Lookin’ for Solutions in All the Wrong Places…

In this post, Brenda Haines takes inspiration from a ‘Fast Company’ column and outlines four steps you can use to find new ways to solve your business challenges…

Stop Solving Your Problems. Instead, look for the folks who have already solved them.”

Brenda HainesSo reads the headline of the November 2009 Fast Company ‘Made to Stick’ Column. If you don’t regularly read this column, it’s a good one, worth checking out. (Columnists Dan Heath and Chip Heath are the authors of Made to Stick: Why Some Ideas Survive and Others Die.)

The column describes a Procter & Gamble business challenge that internal teams had been unable to crack. So, the project’s team leader took the team to the San Diego Zoo, where biomimicry experts made a connection between the P&G challenge and the gecko. According to the column, the session produced other interesting connections as well, and according to Heath and Heath, the visit produced eight fresh approaches to the challenge.

The column suggests that part of the reason we can be stymied in our problem-solving is that we take a far too vertical approach. We look at what others in our area are doing, then we ask specialists for help. But, sometimes, the best solution comes from a completely different realm. That’s the idea behind the entire science of biomimicry – which studies nature and applies what we can learn from natural solutions to human challenges.

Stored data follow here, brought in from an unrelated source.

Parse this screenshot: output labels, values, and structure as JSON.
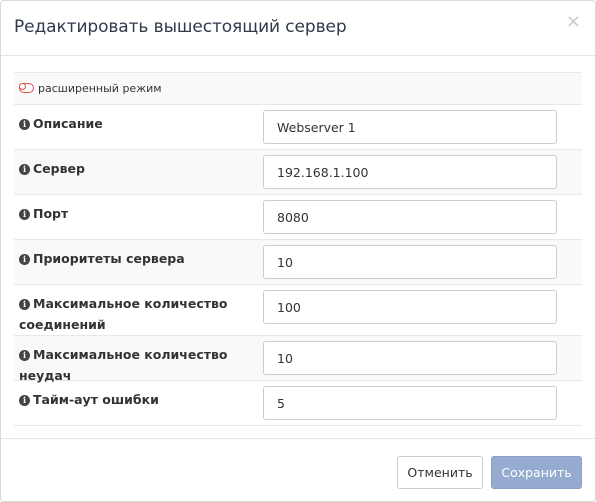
{
  "dialog": {
    "title": "Редактировать вышестоящий сервер",
    "close_glyph": "×"
  },
  "advanced_mode": {
    "label": "расширенный режим",
    "enabled": false,
    "toggle_color": "#d9534f"
  },
  "fields": [
    {
      "label": "Описание",
      "value": "Webserver 1"
    },
    {
      "label": "Сервер",
      "value": "192.168.1.100"
    },
    {
      "label": "Порт",
      "value": "8080"
    },
    {
      "label": "Приоритеты сервера",
      "value": "10"
    },
    {
      "label": "Максимальное количество соединений",
      "value": "100"
    },
    {
      "label": "Максимальное количество неудач",
      "value": "10"
    },
    {
      "label": "Тайм-аут ошибки",
      "value": "5"
    }
  ],
  "footer": {
    "cancel_label": "Отменить",
    "save_label": "Сохранить",
    "save_color": "#95abcf"
  }
}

While impressed with the examples, the column resonated with me for a completely different reason. As a small firm, we’re often asked about our specialties. We have intentionally chosen not to specialize. We serve organizations in the governnment, non-profit and business realms because we believe that all sectors can learn from one another – and we have seen that happen in practice.

So why doesn’t that happen more naturally?

The Fast Company column suggests we may our own worst enemies in looking for new ideas because we are so blinded by our own experiences and industry knowledge.

So, how can we get ourselves out of this mindframe?

    1. Start by naming the problem in generic terms. Industry-specific jargon should be eliminated
    2. Make sure your definition gets to the core of the challenge.
    3. Think about your new problem definition and then ask yourself whether another sector, organization, person or animal deals with a similar problem.
    4. Study the solutions used in other arenas as inspiration for your own problem-solving

If you’re still stumped, talk with people outside your industry, surf Websites in entirely different industries or pick up a magazine/journal you don’t normally read. Sometimes, I’ve found solutions in the most surprising places.

Do you have other tactics you’ve found useful in solving a difficult challenge? If so, I’d love to hear them.